Re-enchanting the world

Budo Medicine by Meesha Goldberg '08.

Mago Creates the World by Meesha Goldberg '08.

By Meesha Goldberg ’08

How does one deepen kinship with the land despite dislocation from one’s ancestral home and culture? This is the central question of my interdisciplinary body of work, which inquires into a land ethic of the Korean Diaspora, seeking resonance between ancestral culture and life on American soil. At the root of the artwork I seek to offer a critique of the American empire, the violence enacted on Indigenous people of Turtle Island, and the disruption of the indigeneity of the Korean Diaspora through war and neocolonial dominance. While America cannot become a motherland for the settler, and belonging to one’s ancestral homeland may be forever severed, one’s body remains the sacred site from where to honor kinship to the sources of life. 

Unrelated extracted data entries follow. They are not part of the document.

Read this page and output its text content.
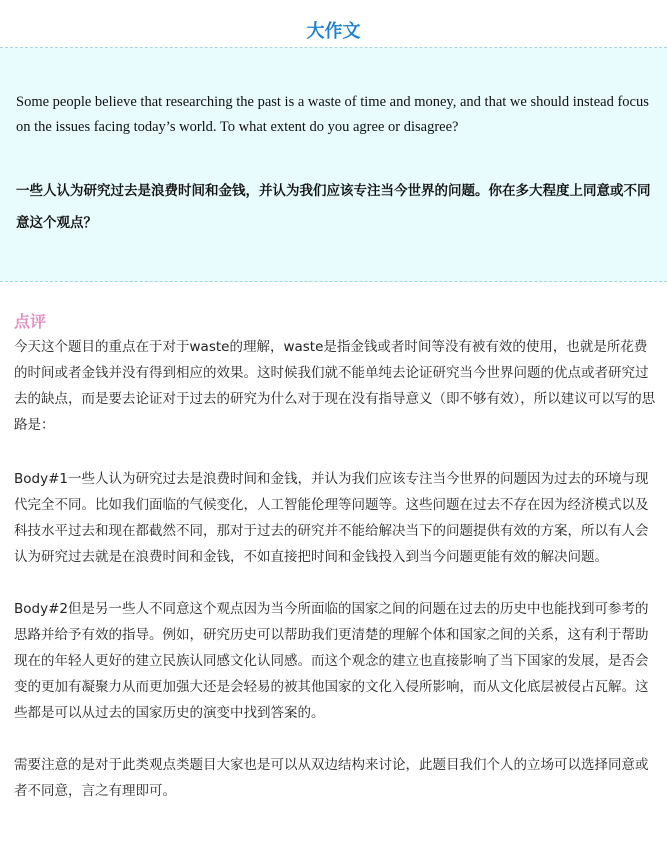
大作文
Some people believe that researching the past is a waste of time and money, and that we should instead focus on the issues facing today’s world. To what extent do you agree or disagree?
一些人认为研究过去是浪费时间和金钱，并认为我们应该专注当今世界的问题。你在多大程度上同意或不同意这个观点？
点评

今天这个题目的重点在于对于waste的理解，waste是指金钱或者时间等没有被有效的使用，也就是所花费的时间或者金钱并没有得到相应的效果。这时候我们就不能单纯去论证研究当今世界问题的优点或者研究过去的缺点，而是要去论证对于过去的研究为什么对于现在没有指导意义（即不够有效），所以建议可以写的思路是：

Body#1一些人认为研究过去是浪费时间和金钱，并认为我们应该专注当今世界的问题因为过去的环境与现代完全不同。比如我们面临的气候变化，人工智能伦理等问题等。这些问题在过去不存在因为经济模式以及科技水平过去和现在都截然不同，那对于过去的研究并不能给解决当下的问题提供有效的方案，所以有人会认为研究过去就是在浪费时间和金钱，不如直接把时间和金钱投入到当今问题更能有效的解决问题。

Body#2但是另一些人不同意这个观点因为当今所面临的国家之间的问题在过去的历史中也能找到可参考的思路并给予有效的指导。例如，研究历史可以帮助我们更清楚的理解个体和国家之间的关系，这有利于帮助现在的年轻人更好的建立民族认同感文化认同感。而这个观念的建立也直接影响了当下国家的发展，是否会变的更加有凝聚力从而更加强大还是会轻易的被其他国家的文化入侵所影响，而从文化底层被侵占瓦解。这些都是可以从过去的国家历史的演变中找到答案的。

需要注意的是对于此类观点类题目大家也是可以从双边结构来讨论，此题目我们个人的立场可以选择同意或者不同意，言之有理即可。
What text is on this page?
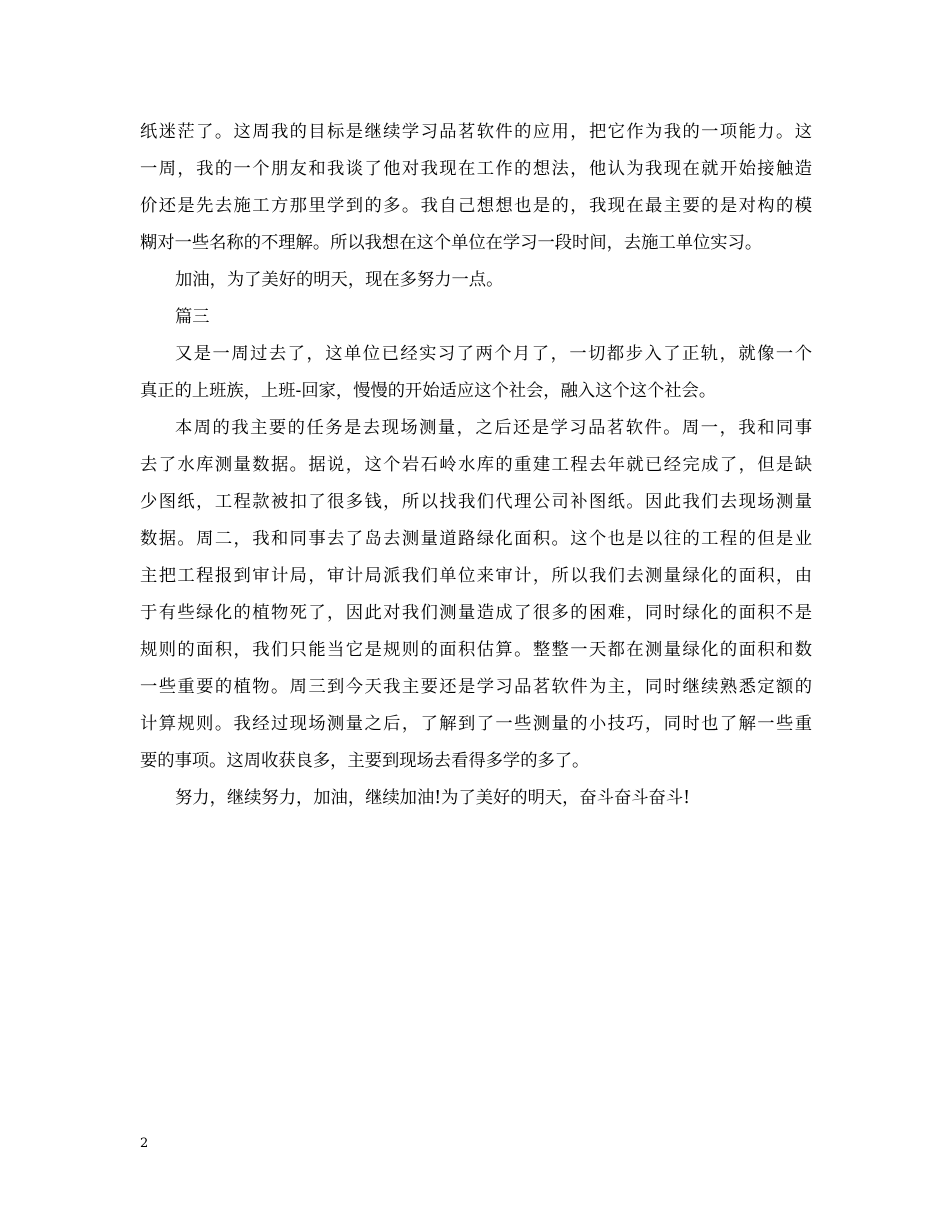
纸迷茫了。这周我的目标是继续学习品茗软件的应用，把它作为我的一项能力。这
一周，我的一个朋友和我谈了他对我现在工作的想法，他认为我现在就开始接触造
价还是先去施工方那里学到的多。我自己想想也是的，我现在最主要的是对构的模
糊对一些名称的不理解。所以我想在这个单位在学习一段时间，去施工单位实习。
加油，为了美好的明天，现在多努力一点。
篇三
又是一周过去了，这单位已经实习了两个月了，一切都步入了正轨，就像一个
真正的上班族，上班-回家，慢慢的开始适应这个社会，融入这个这个社会。
本周的我主要的任务是去现场测量，之后还是学习品茗软件。周一，我和同事
去了水库测量数据。据说，这个岩石岭水库的重建工程去年就已经完成了，但是缺
少图纸，工程款被扣了很多钱，所以找我们代理公司补图纸。因此我们去现场测量
数据。周二，我和同事去了岛去测量道路绿化面积。这个也是以往的工程的但是业
主把工程报到审计局，审计局派我们单位来审计，所以我们去测量绿化的面积，由
于有些绿化的植物死了，因此对我们测量造成了很多的困难，同时绿化的面积不是
规则的面积，我们只能当它是规则的面积估算。整整一天都在测量绿化的面积和数
一些重要的植物。周三到今天我主要还是学习品茗软件为主，同时继续熟悉定额的
计算规则。我经过现场测量之后，了解到了一些测量的小技巧，同时也了解一些重
要的事项。这周收获良多，主要到现场去看得多学的多了。
努力，继续努力，加油，继续加油!为了美好的明天，奋斗奋斗奋斗!
2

The Daughterland paintings depict these bodies in traditional dress overflowing with seasonal life: summer’s seed, fall’s root, winter’s rest. The series expresses ancestral grief as the faceless women wield the blades of the shaman, the fieldwoman’s sickle, antlers of the buck, and yet they tenderly carry life, embodying complete engagement with the flow of nature. The cover painting, From the Mountaintop, an illustration in the English translation of the myth “Budoji,” depicts an ancient ceremony on a mountaintop altar I witnessed during my first trip to Korea in 2022. By reaching back through the root of lineage, perhaps a vision for the future may be retrieved. Despite displacement from a motherland, the desecration of wild and sacred places, and the forgetting of names and songs, the persistent earth still offers itself through the generations.  

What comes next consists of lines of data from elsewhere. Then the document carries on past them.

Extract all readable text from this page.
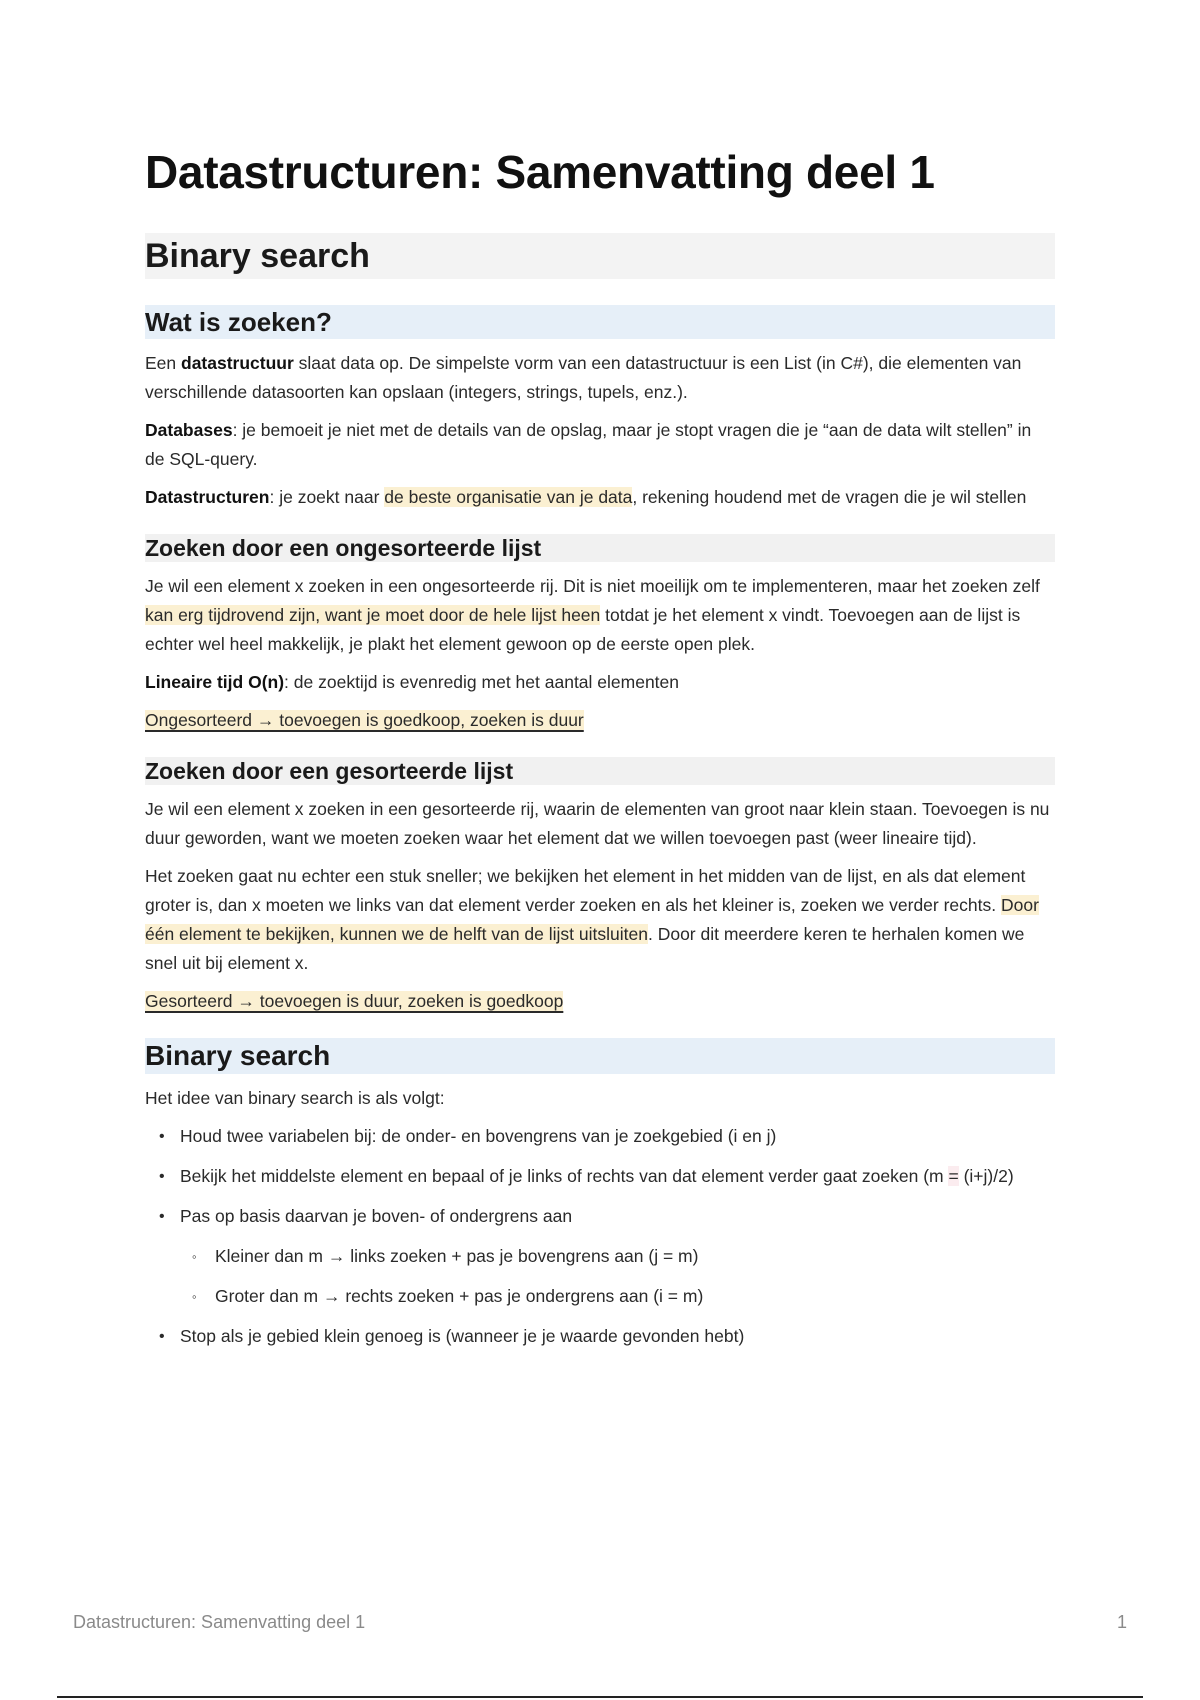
Datastructuren: Samenvatting deel 1
Binary search
Wat is zoeken?

Een datastructuur slaat data op. De simpelste vorm van een datastructuur is een List (in C#), die elementen van verschillende datasoorten kan opslaan (integers, strings, tupels, enz.).

Databases: je bemoeit je niet met de details van de opslag, maar je stopt vragen die je “aan de data wilt stellen” in de SQL-query.

Datastructuren: je zoekt naar de beste organisatie van je data, rekening houdend met de vragen die je wil stellen

Zoeken door een ongesorteerde lijst

Je wil een element x zoeken in een ongesorteerde rij. Dit is niet moeilijk om te implementeren, maar het zoeken zelf kan erg tijdrovend zijn, want je moet door de hele lijst heen totdat je het element x vindt. Toevoegen aan de lijst is echter wel heel makkelijk, je plakt het element gewoon op de eerste open plek.

Lineaire tijd O(n): de zoektijd is evenredig met het aantal elementen

Ongesorteerd → toevoegen is goedkoop, zoeken is duur

Zoeken door een gesorteerde lijst

Je wil een element x zoeken in een gesorteerde rij, waarin de elementen van groot naar klein staan. Toevoegen is nu duur geworden, want we moeten zoeken waar het element dat we willen toevoegen past (weer lineaire tijd).

Het zoeken gaat nu echter een stuk sneller; we bekijken het element in het midden van de lijst, en als dat element groter is, dan x moeten we links van dat element verder zoeken en als het kleiner is, zoeken we verder rechts. Door één element te bekijken, kunnen we de helft van de lijst uitsluiten. Door dit meerdere keren te herhalen komen we snel uit bij element x.

Gesorteerd → toevoegen is duur, zoeken is goedkoop

Binary search

Het idee van binary search is als volgt:

• Houd twee variabelen bij: de onder- en bovengrens van je zoekgebied (i en j)
• Bekijk het middelste element en bepaal of je links of rechts van dat element verder gaat zoeken (m = (i+j)/2)
• Pas op basis daarvan je boven- of ondergrens aan
◦ Kleiner dan m → links zoeken + pas je bovengrens aan (j = m)
◦ Groter dan m → rechts zoeken + pas je ondergrens aan (i = m)
• Stop als je gebied klein genoeg is (wanneer je je waarde gevonden hebt)
Datastructuren: Samenvatting deel 1	1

Foraging Dress by Meesha Goldberg '08.

Seed by Meesha Goldberg '08.


Motivation


We imagined our relatives 

still put us anonymously into prayers

on lunar new year, but there was

no telling. There was no telling

if our ancestors would descend 

eighteen hours 

just to reach us speaking English

In the fiction of a new world

we fragmented our longing

but as we are mountainless

in that wound 

imagination festered

Nothing suggested such

but we imagined ourselves

remembered 

& that myth’s sore legs

could walk us


Our American cloud mountain, Septembered 

& berried 

We imagined how grandmothers could guide us 

the blindfolded

though we did not offer a single persimmon 

though wild tigers stalked us out of our dreams

though we ripped out every root with great carelessness

our longing is holy

because we did not abandon it

 

All ginseng gatherers 심마니 feel the same

if they don’t find any for a couple days

They feel the urge to give up

That’s when the mountain spirit gives you one

That’s what motivates us to keep going

 

 

Meesha Goldberg is a Korean American poet and artist living in Charlottesville, VA. She graduated from College of the Atlantic in 2008. Her experiences growing food, serving as an activist, and journeying to sacred places have made her a powerful advocate for the Earth. Goldberg has exhibited her work in solo shows around the country, with her debut poetry chapbook, The Seed is Waiting in the Dark, forthcoming in 2024 from Finishing Line Press. Her art crosses the boundaries of genre to both experience and express transformational repair. Performance, ritual, painting, film, costume, and poetry merge in durational, place-based works and gallery installations that insist upon the re-enchantment of the world.